Die Dorfkirche in Schönerlinde stellt ein bemerkenswertes Beispiel dar, an dem der ursprüngliche Bau aus der Gründerzeit des Ortes, das Einwirken der bautechnischen Kultur des großen Mönchsorden der Zisterzienser sowie die nachfolgende Entwicklung des Handwerks nachvollziehbar sind.
Die wechselvolle Geschichte des Dorfes von seiner Entstehung und der ersten urkundlichen Erwähnung, im Zeitalter der Reformation, während des Dreißigjährigen Krieges bis zum Ersten Weltkrieg, der Weimarer Republik und dem „tausendjährigen Reich", bis zum Zweiten Weltkrieg und der „Zeit danach" ist eindrucksvoll in der anläßlich der 750-Jahrfeier der Gemeinde erschienenen Schönerlinder Chronik beschrieben
Neben der Land- und Viehwirtschaft brachten dem Dorf im Mittelalter zwei sich kreuzende bedeutende Handelswege einen gewissen Wohlstand. Im Jahr 1860 bestand das Dorf bereits aus 68 Wohnhäusern, 138 Wirtschaftsgebäuden (2 Ziegeleien, Getreidemühle) und 5 öffentlichen Gebäuden.
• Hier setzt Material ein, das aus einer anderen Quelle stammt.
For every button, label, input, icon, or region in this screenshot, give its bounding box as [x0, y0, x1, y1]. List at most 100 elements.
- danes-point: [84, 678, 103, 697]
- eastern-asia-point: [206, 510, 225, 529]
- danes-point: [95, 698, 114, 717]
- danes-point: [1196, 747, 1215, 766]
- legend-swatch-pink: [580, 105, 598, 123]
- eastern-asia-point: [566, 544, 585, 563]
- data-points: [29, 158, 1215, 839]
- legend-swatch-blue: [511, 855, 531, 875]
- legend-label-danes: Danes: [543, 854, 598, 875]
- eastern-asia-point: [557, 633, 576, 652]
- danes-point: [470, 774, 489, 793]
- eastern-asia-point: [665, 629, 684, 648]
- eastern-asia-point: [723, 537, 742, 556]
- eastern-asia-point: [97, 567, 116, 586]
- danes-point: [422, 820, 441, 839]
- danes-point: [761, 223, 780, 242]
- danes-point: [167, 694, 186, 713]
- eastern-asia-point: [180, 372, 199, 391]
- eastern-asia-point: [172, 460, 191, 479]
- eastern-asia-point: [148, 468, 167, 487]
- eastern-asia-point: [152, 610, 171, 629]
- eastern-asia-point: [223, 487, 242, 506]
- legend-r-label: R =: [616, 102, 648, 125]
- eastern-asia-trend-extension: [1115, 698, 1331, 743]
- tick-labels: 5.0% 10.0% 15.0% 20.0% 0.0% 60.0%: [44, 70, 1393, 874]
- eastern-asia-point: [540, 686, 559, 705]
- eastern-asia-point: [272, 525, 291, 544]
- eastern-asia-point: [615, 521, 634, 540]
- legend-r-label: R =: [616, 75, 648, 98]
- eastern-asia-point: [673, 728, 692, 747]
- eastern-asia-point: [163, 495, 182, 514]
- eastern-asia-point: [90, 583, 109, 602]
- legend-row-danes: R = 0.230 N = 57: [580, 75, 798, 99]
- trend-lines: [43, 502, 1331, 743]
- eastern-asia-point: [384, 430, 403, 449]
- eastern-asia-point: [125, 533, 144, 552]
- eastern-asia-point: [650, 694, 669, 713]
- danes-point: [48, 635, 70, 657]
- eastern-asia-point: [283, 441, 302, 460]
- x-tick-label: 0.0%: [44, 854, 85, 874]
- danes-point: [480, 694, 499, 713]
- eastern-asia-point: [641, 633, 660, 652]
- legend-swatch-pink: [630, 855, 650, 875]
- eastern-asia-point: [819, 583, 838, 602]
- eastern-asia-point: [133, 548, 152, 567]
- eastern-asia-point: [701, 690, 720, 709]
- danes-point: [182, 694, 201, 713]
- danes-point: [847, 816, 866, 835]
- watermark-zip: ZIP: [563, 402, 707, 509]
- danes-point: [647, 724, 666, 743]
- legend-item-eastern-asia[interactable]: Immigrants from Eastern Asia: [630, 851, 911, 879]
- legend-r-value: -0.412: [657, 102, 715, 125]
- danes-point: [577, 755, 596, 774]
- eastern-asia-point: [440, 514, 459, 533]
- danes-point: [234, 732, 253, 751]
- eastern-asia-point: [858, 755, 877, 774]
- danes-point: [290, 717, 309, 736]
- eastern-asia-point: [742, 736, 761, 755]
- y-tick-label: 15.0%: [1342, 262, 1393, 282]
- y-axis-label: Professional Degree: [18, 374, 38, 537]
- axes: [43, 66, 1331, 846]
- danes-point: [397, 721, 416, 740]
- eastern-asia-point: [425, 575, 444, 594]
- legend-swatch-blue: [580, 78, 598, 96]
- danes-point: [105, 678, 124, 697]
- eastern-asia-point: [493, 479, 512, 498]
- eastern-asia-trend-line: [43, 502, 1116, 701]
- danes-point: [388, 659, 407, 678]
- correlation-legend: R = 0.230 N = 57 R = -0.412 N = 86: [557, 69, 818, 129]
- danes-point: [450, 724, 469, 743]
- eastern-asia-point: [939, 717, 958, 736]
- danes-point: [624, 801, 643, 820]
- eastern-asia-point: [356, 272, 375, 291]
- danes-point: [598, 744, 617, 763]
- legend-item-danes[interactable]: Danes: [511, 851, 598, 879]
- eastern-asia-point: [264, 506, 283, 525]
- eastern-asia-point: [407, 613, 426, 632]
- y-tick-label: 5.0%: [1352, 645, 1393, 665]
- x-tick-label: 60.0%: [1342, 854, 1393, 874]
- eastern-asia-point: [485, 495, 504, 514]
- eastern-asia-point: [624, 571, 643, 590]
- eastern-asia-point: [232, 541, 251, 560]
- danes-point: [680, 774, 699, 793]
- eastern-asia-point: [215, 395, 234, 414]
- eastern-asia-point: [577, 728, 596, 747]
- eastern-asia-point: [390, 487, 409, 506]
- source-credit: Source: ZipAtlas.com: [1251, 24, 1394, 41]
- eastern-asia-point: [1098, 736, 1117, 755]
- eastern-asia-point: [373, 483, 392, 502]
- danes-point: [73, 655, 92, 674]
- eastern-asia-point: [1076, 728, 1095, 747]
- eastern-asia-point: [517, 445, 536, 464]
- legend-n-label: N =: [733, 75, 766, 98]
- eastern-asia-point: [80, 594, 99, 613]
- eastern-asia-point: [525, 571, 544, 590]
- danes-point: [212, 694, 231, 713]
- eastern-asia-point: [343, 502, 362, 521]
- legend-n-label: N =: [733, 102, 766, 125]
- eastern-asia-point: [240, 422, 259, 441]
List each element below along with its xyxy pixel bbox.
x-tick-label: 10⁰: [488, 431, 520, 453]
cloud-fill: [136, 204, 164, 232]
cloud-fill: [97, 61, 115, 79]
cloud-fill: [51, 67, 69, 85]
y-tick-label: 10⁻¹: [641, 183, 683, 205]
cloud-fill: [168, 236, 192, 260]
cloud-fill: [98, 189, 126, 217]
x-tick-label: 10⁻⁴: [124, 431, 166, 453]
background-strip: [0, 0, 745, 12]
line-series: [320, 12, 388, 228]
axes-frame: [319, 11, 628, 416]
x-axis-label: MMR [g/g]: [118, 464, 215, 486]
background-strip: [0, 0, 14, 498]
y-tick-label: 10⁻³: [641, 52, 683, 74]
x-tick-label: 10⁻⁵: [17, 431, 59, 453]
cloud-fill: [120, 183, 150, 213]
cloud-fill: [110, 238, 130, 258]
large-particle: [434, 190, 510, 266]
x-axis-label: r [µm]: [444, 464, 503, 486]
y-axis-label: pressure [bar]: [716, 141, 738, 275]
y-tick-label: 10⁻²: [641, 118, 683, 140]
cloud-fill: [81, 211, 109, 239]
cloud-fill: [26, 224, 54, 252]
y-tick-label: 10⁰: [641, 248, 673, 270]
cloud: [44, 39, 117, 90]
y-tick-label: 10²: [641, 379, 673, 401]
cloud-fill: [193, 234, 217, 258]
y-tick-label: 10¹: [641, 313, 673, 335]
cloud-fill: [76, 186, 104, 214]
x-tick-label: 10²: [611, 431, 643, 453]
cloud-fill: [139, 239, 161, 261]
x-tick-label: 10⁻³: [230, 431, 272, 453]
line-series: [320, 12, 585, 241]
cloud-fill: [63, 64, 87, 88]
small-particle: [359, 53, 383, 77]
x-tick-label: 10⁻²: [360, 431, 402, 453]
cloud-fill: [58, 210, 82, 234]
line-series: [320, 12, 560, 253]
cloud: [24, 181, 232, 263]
Anfang des 2O.-sten Jahrhunderts vergrößerte sich das Dorf und bestand nunmehr aus 109 bzw. 1931 aus 143 Wohnhäusern, das Gut Schönerlinde gehörte dem Magistrat von Berlin. Trotzdem hat Schönerlinde auch in dieser Zeit seine historisch gewachsene Form beibehalten.
Bis zum Ende des 19. Jahrhunderts wurde die Landwirtschaft insbesondere von Mittelbauern betrieben. Größere Veränderungen traten von 1900 bis 1905 ein, als die Schönerlinder große Flächen für die Anlage der Rieselfelder an die Stadt Berlin verkauften. Mit dem Ankauf von Gelände für das Berliner Stadtgut wurde der Grundstein für größere Besitztümer der Stadt Berlin in der Gemarkung Schönerlinde gelegt. Der Anbau von Gemüse und Kohl auf den Rieselfeldern führte zu einem gewissen Reichtum der ansässigen Bauern, der auch in schönen Häusern aus der Gründerzeit, großen Stallungen und landwirtschaftlichen Anlagen zum Ausdruck kommt.
Nach Ende des Zweiten Weltkrieges kam es durch den Wegzug einer großen Zahl von Mittelbauern zu einem Einbruch in der landwirtschaftlichen Produktion und den teilweisen Verfall der landwirtschaftlichen Anlagen Gleichzeitig kam es zu einem Zuzug neuer Dorfbewohner.